1 y 2 reproducen más o menos el calentamiento observado. Un calentamiento producido por el CO2, pero que ha sido contrarrestado en parte por el hollín, y queda un calentamiento moderado. 3 produciría demasiado calentamiento para lo que se ha visto, y esos modelos no pasan el corte. Se tiran a la basura. Lo mismo con 4, pero al revés: mucho menos calentamiento del observado.

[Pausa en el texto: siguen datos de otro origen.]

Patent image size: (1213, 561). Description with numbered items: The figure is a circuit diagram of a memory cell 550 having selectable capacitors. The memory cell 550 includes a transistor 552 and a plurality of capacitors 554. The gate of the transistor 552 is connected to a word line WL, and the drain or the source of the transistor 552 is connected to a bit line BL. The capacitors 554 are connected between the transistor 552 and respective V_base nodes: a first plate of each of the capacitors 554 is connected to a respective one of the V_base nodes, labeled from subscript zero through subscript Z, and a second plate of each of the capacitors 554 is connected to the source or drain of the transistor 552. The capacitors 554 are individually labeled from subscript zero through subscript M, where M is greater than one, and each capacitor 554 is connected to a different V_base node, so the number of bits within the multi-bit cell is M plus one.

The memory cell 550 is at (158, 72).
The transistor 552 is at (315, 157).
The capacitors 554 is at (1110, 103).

Así que hay dos tipos de modelos más o menos consistentes con las observaciones. Al menos, hasta antes de La Pausa en la que estamos desde 1998. Los modelos en los que el CO2 calienta mucho, pero ha tenido un contrapeso fuerte del hollín; o aquellos en los que el efecto de ambos es suave. Y la media da un calentamiento “preocupante”, supongo que porque hay más modelos del tipo 1 que del tipo 2; o tienen más peso o exageración. Pero, insisto, la realidad no es la media de los modelos. Pueden estar acertados los modelos del tipo 1, y el CO2 calienta mucho. Pueden estar en lo cierto los modelos del tipo 2, y el CO2 calienta poco. O están equivocados ambos tipos, y nos encontramos ante un paradigma fallido.

(Nota. Lectura, al paso, recomendada: Anatomy of a Collapsing Climate Paradigm)

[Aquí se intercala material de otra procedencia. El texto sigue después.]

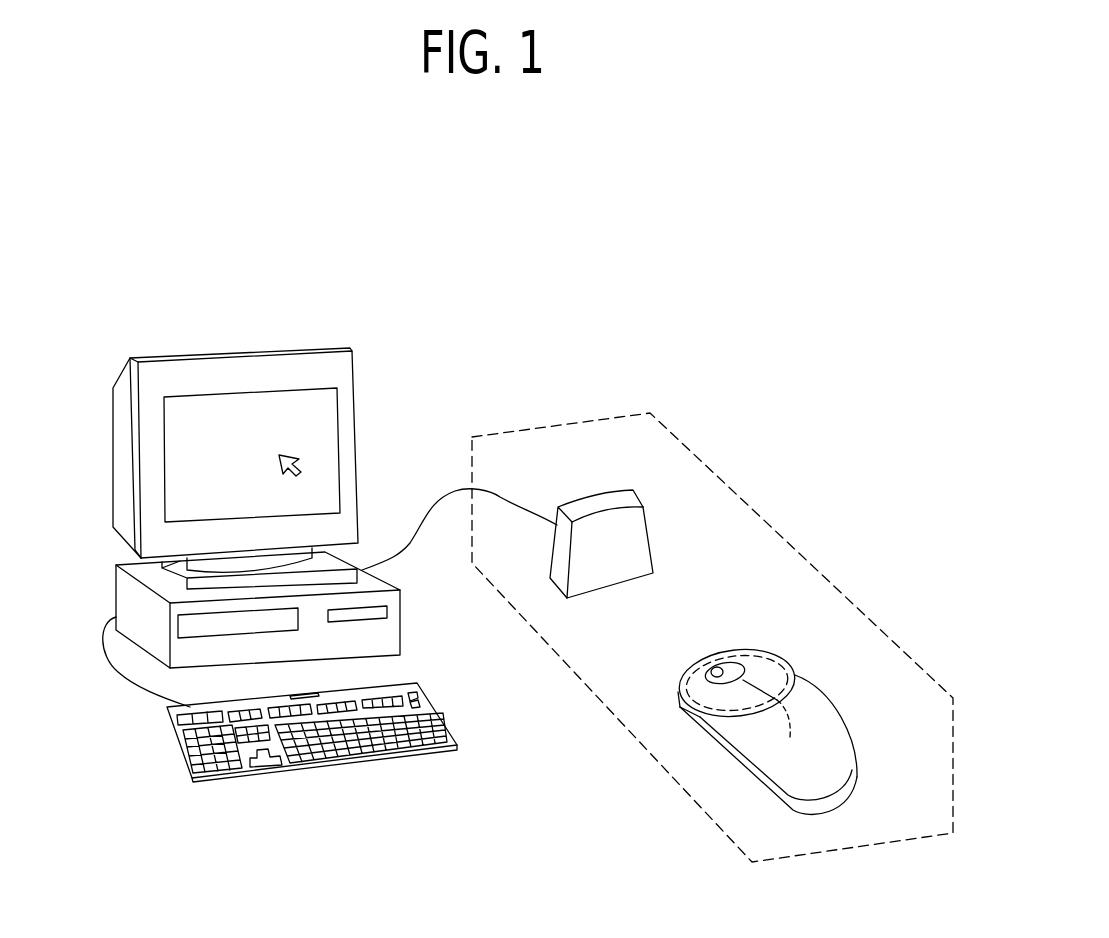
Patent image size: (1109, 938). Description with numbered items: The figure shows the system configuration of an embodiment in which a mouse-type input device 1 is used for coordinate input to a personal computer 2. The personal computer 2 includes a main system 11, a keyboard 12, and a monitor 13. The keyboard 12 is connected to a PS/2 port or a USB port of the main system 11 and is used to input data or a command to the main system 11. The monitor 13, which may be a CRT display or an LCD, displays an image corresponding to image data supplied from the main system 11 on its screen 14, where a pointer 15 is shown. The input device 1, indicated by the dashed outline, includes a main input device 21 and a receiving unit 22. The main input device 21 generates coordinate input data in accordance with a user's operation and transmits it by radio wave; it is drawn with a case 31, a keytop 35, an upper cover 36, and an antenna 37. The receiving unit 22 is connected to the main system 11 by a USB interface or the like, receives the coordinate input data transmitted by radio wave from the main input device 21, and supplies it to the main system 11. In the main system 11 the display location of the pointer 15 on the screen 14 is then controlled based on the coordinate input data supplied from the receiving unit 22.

The input device 1 is at (698, 460).
The personal computer 2 is at (103, 512).
The main system 11 is at (400, 628).
The keyboard 12 is at (183, 767).
The monitor 13 is at (357, 368).
The screen 14 is at (323, 430).
The pointer 15 is at (297, 473).
The main input device 21 is at (850, 708).
The receiving unit 22 is at (597, 478).
The case 31 is at (753, 777).
The keytop 35 is at (738, 654).
The upper cover 36 is at (845, 763).
The antenna 37 is at (788, 708).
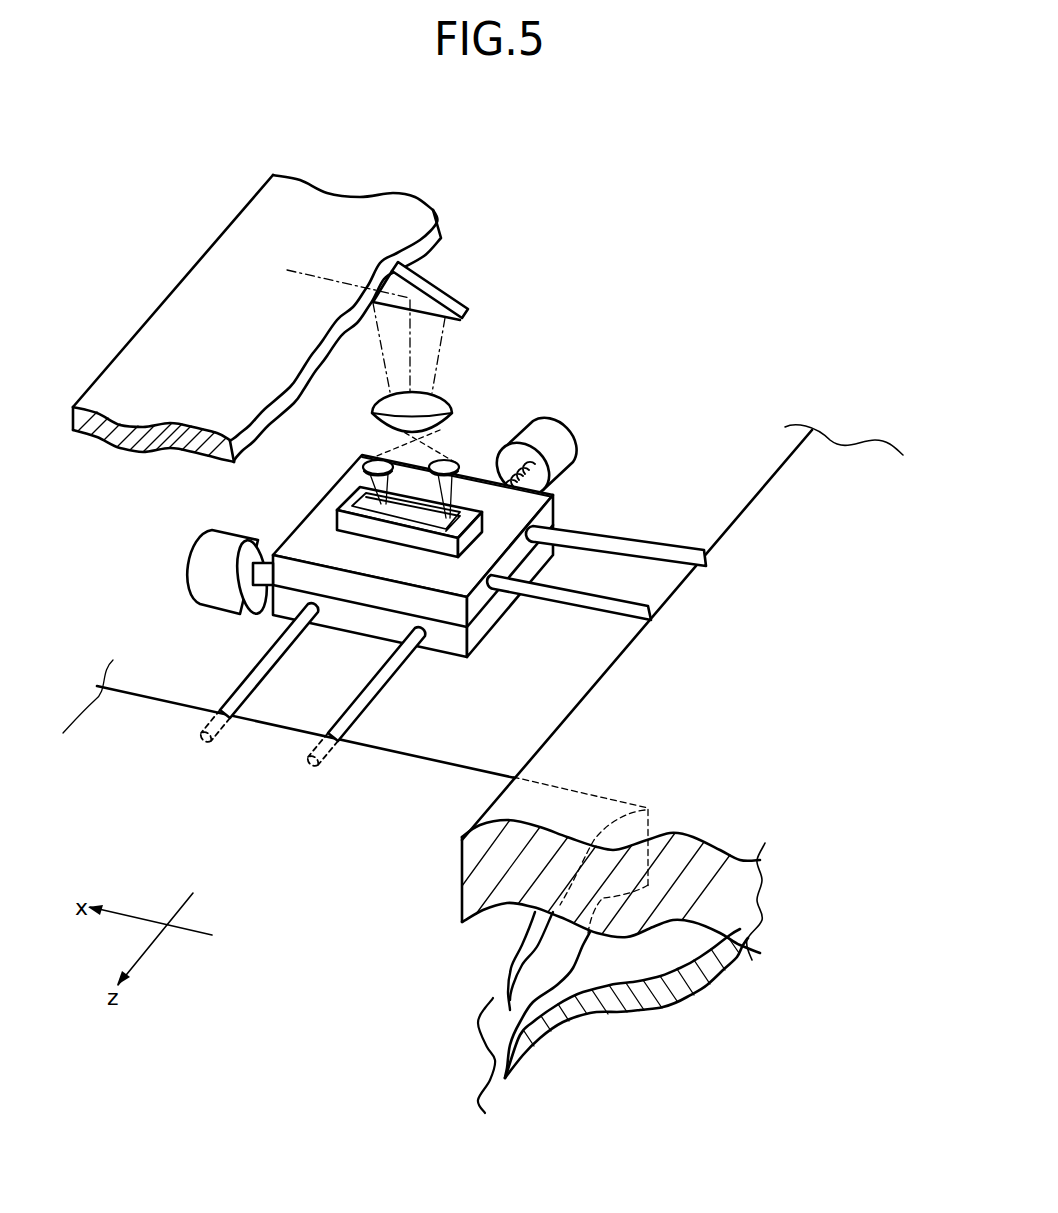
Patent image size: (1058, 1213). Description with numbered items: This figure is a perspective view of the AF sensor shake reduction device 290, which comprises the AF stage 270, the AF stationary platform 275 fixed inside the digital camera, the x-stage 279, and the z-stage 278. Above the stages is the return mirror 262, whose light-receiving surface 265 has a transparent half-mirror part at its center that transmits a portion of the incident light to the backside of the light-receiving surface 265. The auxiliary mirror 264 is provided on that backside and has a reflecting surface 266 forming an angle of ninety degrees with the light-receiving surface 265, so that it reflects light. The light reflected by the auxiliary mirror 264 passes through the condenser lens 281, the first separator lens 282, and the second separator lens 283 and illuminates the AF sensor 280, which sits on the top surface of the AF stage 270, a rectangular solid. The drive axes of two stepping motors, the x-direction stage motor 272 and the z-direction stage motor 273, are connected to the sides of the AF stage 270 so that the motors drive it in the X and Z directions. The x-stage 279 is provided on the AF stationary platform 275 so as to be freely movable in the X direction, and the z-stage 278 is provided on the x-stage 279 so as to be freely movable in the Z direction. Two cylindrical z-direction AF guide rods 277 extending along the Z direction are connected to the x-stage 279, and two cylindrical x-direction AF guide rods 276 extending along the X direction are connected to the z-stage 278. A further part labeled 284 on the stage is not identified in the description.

En el último macro informe del IPCC (2014) tuvieron que rebajar un poco el efecto calculado de calentamiento del CO2. De un rango de 2 – 4,5ºC por doblar el CO2 (unos 100 años), a un rango de 1,5 – 4,5ºC. No es algo de lo que te hayas enterado por la prensa, pero si sigues esta plaza ya lo sabes. Uno de los motivo de esa rebaja era porque estaban viendo, estudio tras estudio, que el efecto de enfriamiento del hollín no podía ser demasiado alto. Así que los modelos más exagerados del tipo 1 no pueden estar bien. El otro motivo es La Pausa.

Y ahora ya estamos preparados para digerir la importancia de esta noticia y cálculos de Nic Lewis en el blog de la climatóloga Judith Curry. Estudios recientes, y muy completos, sobre el efecto del hollín rebajan aun más sus posibilidades de enfriar. Y muy significativamente.

Nic Lewis ha revisado los últimos cálculos de diversos equipos en función del cambio del efecto del hollín. Los suyos, y los de otros. Todos los más recientes. Y la bomba, en dibujito, es esta:

nic-lewis-nuevo-forzamiento-hollin-ecs

Descuida, que tampoco te lo va a decir la prensa. Pero lo que significa el dibujo es que lo que se espera ahora, usando la teoría del IPCC, es un calentamiento por debajo de 1,5ºC por doblar el CO2. O sea, por debajo del rango inferior que daba el IPCC el año pasado. O sea, un no problema.

Aquí:

Si el hollín enfría tan poco como se está empezando a ver, entonces el calentamiento del CO2 no puede ser preocupantemente fuerte. Por la sencilla razón de que el calentamiento que llevamos desde que empezaron las emisiones de CO2 a lo bestia no es para tanto.